Many of the pamphlet responses exhibited a fear of the new media by attacking the very rise of scandalous pamphlets. Charles I, himself, was known for authoring pamphlets in response to various charges, and lamenting the noxious anarchy of expression. The king responded defiantly in a broadside to charges that he was complicit in the Irish Rebellion:
Whereas diverse, lewd and wicked persons have of late risen in rebellion in our kingdom of Ireland... robbed and spoiled many thousands of our good subjects of the British nation, and Protestants... massacred multitudes of them, imprisoned many others... [we Royalists] hereby not only declare our just indignation thereof, but also declare them and all their adherents... to be rebels and traitors against our royal person, and enemies to our royal crown of England and Ireland. (EP 172)
Similarly, in a December 14 speech which was summarized in pamphlet form, Charles claimed "of all rebellion I hate that of the popish faction." He also blamed the House of Lords for not expediting a bill that would create an army to combat the rebels, a blatant attempt to deflect heat away from himself and onto the Parliament.
The fiery rhetoric of most pamphlets encouraged and exacerbated stereotypes which contributed to the mounting stratification between Royalists and Parliamentarians. Pamphleteers often blindly chose sides according to whether they assumed Catholicism was a greater threat to England (and thus opposed King Charles) or that Puritanism as the greater evil (and thus supported King Charles). However radical the sentiments of the pamphleteers seemed, however, they never openly acknowledged the possibility of war.
The breakdown of the nation into diametrically opposed sides was precipitated not by the rush of events in 1642, but by the media participation --- its exaggerated construction of events and sentiments. Both sides steadily began to encourage propagandistic participation as conflict matured. The crises immediately preceding the war were not necessarily any more serious than the crises a year earlier. The media portrayed the nation as fundamentally divided into sides, and portrayed the sides with vicious stereotypes that eventually found their way into the minds of the public. Crises which could have been diffused, therefore, were seen as far more critical than they needed to be, and compromise thus proved impossible. Perhaps a peaceful resolution would have prevailed if the interactive network discussed above had been more efficacious.

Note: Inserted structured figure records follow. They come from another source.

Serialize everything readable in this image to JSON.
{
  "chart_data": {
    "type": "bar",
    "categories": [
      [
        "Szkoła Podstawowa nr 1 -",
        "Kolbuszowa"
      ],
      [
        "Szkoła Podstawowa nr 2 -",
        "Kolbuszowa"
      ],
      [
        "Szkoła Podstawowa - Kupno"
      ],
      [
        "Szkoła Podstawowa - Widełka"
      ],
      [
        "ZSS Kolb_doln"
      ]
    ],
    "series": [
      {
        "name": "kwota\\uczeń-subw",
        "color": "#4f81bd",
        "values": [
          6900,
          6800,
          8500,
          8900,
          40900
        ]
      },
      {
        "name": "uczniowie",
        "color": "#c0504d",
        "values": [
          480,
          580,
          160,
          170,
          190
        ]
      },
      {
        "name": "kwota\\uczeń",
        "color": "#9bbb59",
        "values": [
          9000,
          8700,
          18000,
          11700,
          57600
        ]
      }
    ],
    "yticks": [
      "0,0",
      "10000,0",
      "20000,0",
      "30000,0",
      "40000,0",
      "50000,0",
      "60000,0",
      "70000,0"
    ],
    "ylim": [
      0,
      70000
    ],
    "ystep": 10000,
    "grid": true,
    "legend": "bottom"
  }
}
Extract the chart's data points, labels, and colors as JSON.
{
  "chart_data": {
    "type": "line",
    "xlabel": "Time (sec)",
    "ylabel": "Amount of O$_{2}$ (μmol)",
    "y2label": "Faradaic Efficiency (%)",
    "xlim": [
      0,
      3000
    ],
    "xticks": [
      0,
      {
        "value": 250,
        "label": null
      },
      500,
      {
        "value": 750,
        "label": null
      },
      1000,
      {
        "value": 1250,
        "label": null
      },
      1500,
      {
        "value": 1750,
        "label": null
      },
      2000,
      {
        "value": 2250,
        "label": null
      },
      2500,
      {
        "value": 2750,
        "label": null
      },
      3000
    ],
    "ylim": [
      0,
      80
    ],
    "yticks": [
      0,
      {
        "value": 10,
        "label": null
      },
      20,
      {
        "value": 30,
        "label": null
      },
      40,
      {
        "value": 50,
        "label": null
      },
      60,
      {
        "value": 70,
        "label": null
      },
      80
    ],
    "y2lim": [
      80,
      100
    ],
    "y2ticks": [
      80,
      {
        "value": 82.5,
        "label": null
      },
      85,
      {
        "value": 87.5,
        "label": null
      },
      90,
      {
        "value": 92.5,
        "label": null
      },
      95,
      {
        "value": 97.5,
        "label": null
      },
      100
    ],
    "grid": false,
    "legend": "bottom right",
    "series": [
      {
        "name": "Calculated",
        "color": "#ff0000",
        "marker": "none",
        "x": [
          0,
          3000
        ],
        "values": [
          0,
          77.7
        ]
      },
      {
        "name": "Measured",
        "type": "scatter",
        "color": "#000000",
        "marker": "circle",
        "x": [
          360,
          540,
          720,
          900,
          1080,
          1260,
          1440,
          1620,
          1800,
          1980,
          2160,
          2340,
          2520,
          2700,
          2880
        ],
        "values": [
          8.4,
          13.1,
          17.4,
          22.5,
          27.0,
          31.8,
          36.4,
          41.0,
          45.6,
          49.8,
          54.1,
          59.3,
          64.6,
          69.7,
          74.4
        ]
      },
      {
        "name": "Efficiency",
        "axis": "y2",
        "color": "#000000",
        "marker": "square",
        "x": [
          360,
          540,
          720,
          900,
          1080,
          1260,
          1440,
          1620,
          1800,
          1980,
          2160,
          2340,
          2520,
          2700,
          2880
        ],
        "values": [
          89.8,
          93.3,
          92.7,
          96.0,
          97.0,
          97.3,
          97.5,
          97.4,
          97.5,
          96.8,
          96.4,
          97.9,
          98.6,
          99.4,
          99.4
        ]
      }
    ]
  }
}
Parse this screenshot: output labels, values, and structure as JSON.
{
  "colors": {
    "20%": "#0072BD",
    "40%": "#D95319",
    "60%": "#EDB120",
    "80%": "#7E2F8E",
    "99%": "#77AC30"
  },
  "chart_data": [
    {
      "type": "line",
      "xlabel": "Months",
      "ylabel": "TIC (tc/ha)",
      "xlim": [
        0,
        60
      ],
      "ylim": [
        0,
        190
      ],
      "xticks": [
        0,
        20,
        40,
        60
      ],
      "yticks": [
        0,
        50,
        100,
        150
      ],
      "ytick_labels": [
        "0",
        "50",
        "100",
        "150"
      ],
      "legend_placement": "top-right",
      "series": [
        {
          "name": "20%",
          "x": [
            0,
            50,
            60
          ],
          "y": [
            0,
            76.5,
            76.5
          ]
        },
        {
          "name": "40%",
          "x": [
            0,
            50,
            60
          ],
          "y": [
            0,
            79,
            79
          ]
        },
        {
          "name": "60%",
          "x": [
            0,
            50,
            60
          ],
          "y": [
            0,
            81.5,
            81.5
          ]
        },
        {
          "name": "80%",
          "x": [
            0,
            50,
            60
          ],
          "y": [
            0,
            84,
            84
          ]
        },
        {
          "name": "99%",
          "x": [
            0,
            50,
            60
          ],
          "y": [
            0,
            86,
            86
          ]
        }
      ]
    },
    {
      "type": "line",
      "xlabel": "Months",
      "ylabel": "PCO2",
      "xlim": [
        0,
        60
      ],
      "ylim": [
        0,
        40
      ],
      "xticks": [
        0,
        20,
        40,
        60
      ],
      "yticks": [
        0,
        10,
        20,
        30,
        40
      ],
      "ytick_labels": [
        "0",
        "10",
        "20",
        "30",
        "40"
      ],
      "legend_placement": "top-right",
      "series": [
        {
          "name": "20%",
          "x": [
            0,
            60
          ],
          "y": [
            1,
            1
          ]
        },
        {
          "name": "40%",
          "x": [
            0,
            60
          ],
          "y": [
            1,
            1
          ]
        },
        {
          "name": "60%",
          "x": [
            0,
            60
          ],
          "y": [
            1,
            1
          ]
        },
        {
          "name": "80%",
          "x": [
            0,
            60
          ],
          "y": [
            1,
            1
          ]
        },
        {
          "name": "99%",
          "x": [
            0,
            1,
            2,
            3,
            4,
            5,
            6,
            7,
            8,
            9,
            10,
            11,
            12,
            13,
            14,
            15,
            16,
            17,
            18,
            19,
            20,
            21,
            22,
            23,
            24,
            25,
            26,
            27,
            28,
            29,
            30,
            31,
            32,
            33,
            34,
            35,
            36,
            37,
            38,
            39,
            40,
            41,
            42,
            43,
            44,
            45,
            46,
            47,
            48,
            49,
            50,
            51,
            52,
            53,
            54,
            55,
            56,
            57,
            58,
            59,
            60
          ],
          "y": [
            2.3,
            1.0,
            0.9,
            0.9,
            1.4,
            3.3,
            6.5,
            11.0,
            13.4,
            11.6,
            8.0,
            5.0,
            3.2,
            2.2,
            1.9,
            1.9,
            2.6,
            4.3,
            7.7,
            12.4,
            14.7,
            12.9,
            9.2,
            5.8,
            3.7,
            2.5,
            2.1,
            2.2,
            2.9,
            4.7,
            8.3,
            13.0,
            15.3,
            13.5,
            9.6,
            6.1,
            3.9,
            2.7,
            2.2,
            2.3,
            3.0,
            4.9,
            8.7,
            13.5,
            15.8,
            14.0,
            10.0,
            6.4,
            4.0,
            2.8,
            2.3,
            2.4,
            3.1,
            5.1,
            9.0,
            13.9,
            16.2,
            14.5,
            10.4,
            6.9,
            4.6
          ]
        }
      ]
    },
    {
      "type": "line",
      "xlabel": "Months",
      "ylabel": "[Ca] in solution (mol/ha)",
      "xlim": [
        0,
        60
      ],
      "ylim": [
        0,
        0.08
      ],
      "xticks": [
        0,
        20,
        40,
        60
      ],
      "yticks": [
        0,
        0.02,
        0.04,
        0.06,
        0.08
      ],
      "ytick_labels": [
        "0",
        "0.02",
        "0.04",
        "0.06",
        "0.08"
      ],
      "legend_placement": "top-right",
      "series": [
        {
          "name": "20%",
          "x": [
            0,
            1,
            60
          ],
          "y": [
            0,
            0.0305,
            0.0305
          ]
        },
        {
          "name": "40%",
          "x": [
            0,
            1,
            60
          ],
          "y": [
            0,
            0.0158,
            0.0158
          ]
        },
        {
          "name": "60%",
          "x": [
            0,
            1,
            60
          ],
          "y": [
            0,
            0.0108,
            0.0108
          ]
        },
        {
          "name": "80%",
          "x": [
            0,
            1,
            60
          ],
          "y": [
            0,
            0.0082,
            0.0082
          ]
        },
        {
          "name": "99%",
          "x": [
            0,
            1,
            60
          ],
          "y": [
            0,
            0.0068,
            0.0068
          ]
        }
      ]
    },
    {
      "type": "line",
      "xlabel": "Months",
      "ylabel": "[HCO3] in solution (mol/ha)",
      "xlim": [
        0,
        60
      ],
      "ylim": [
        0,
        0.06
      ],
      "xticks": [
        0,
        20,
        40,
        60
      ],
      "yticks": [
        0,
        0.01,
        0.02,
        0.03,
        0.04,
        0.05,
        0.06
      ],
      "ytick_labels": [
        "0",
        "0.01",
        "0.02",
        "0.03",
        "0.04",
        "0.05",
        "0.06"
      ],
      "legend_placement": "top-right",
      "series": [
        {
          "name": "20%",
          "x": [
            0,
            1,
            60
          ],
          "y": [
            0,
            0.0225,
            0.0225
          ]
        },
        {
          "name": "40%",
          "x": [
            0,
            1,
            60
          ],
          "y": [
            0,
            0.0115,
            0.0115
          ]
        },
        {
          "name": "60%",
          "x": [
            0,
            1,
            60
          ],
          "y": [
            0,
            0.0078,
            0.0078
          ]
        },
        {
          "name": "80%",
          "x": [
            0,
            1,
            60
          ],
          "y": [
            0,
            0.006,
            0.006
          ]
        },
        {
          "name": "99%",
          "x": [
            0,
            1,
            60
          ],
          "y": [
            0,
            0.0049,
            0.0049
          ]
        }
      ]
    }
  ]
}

Despite the importance of religion in the crisis, when it came down to convincing the people to fight in a civil war, parliamentarian propagandists from above largely abandoned the religious issues and instead based their bellicose convictions on "the rule of law and ancient constitution" (World Turned 331) Fighting a civil war was treason---indeed, a despicable sin---and, regardless of ideological motivation, the people would not risk committing treason unless they knew the law was on their side. They were sufficiently convinced.
On January 30, 1649, more than eight years after the first meeting of the Long Parliament and nearly three years after the first defeat of the Royalist armies, King Charles I was executed for treason. Even though two months later the office of king was itself officially abolished, having been found "by experience" to be "unnecessary, burdensome, and dangerous to the liberty, safety, and public interest of the people" (Richardson 148) --- Cromwell replaced Charles as the uppermost political authority. Charles accepted his fate gracefully: before going to the scaffold on that cold January day, he asked for an extra shirt so that no one would thing he had shivered on fear.
Many of the "people" in whose name Charles was executed were far from in agreement with the Parliamentary officials and soldiers who had decided the king must die (perhaps swayed by his gallant display of pride). As S.R. Gardiner tells us in The History of the Great Civil War 1642-1649, at the moment the executioner's ax fell, a groan rose from the assembled crowd. Within days, pamphlets, ballads, and broadsides began to appear, eulogizing the king and condemning those who had decapitated him. Pictures of Charles I became icons, littering hundreds of pamphlets and boosting their sales. The most famous Royalist tract of all, Eikon Basilike, went through dozens of editions in the eleven years between the king's execution and the restoration of his son, Charles II.